Earlier this month, CMS released its 2017 Medicare Outpatient Prospective Payment System proposed rule, which proposed removing Hospital Consumer Assessment of Healthcare Providers and Systems' Pain Management dimension.
While CMS proposed the rule in response to providers' concerns over the pain management assessment's correlation to opioid prescribing patterns, a coalition opposed the proposal, citing a lack of evidence proving the link existed, according to Medscape MultiSpecialty.
Here are five takeaways:
1. American Pain Society, American Academy of Pain Medicine and American Academy of Hospital and Palliative Medicine were among the groups opposing CMS' proposed rule.
2. The groups claim CMS' proposal undermines the national effort to improve pain management, and would revert the industry back to a time when providers under-treated pain.

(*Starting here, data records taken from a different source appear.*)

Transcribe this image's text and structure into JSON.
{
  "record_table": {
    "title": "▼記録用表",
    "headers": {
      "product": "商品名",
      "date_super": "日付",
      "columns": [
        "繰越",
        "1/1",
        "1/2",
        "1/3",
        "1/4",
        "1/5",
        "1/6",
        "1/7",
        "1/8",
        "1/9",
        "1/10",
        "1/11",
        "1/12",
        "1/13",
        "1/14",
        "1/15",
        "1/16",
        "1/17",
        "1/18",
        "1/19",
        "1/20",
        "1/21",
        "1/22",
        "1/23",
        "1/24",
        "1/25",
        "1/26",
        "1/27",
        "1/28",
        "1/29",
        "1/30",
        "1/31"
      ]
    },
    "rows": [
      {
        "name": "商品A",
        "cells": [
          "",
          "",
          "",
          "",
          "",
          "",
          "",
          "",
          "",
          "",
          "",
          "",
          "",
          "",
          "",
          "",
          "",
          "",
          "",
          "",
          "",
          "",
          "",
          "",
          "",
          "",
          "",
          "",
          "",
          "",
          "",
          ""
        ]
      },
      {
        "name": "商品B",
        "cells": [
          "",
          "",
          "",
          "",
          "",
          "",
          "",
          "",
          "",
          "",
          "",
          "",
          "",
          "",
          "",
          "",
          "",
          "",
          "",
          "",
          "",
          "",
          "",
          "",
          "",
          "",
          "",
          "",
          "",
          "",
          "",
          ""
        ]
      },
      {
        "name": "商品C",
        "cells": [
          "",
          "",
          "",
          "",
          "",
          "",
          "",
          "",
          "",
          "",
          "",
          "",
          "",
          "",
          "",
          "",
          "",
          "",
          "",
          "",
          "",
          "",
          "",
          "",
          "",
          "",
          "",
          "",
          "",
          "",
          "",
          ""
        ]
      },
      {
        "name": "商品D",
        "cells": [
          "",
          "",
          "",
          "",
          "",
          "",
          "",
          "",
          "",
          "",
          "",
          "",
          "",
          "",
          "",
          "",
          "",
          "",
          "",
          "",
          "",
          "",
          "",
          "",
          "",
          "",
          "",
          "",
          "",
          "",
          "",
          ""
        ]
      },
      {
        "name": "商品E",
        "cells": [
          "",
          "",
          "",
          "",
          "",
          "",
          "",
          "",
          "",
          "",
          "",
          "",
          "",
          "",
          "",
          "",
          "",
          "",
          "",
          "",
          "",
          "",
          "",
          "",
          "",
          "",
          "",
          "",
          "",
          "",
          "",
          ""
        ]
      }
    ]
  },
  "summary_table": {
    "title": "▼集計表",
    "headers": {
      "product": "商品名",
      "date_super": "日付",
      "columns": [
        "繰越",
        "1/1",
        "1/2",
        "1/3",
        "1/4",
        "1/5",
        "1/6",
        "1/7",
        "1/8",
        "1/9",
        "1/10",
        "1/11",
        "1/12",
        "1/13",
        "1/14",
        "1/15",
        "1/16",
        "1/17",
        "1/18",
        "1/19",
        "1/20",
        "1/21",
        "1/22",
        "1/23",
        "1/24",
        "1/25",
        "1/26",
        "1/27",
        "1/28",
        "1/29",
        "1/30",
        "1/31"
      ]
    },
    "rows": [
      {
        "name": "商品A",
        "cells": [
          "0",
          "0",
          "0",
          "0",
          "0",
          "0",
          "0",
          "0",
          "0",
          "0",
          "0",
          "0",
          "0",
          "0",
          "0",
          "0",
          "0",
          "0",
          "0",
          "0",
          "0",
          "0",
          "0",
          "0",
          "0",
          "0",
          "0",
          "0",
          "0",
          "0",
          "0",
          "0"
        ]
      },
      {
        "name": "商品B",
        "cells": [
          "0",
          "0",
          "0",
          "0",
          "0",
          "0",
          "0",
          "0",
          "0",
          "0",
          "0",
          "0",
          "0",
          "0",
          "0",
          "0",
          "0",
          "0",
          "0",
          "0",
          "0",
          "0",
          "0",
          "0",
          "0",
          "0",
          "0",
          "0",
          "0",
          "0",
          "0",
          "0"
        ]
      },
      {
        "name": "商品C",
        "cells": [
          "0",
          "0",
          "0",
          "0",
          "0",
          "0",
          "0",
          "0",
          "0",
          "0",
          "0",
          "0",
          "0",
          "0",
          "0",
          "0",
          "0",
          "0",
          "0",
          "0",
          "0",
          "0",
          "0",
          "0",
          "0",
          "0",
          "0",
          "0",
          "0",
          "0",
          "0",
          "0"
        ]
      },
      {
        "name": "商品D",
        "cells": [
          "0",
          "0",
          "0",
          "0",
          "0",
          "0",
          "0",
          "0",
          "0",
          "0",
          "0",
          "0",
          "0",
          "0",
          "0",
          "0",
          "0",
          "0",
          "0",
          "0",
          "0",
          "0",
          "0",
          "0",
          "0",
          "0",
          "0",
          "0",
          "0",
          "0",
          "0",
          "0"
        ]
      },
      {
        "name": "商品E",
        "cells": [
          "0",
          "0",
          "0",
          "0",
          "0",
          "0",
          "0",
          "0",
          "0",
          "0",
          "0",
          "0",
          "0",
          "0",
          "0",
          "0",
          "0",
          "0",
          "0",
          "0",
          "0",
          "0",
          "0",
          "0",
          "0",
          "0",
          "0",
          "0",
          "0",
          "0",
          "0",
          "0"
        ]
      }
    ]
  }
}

3. Additionally, the coalition said there is no evidence linking the HCAHPS' questions to opioid prescribing patterns. Rather, the groups say the rule would "send the wrong message to clinicians and patients."
4. CMS is keeping the current HCAHPS pain questions in place until the agency devises new questions that get rid of the potential ambiguity in the current questions. However, the questions will not dictate providers' value-based payment rates in 2018 so providers do not feel pressure to overprescribe pain medications.
5. CMS is accepting public feedback on its 2017 proposed regulations until September 6.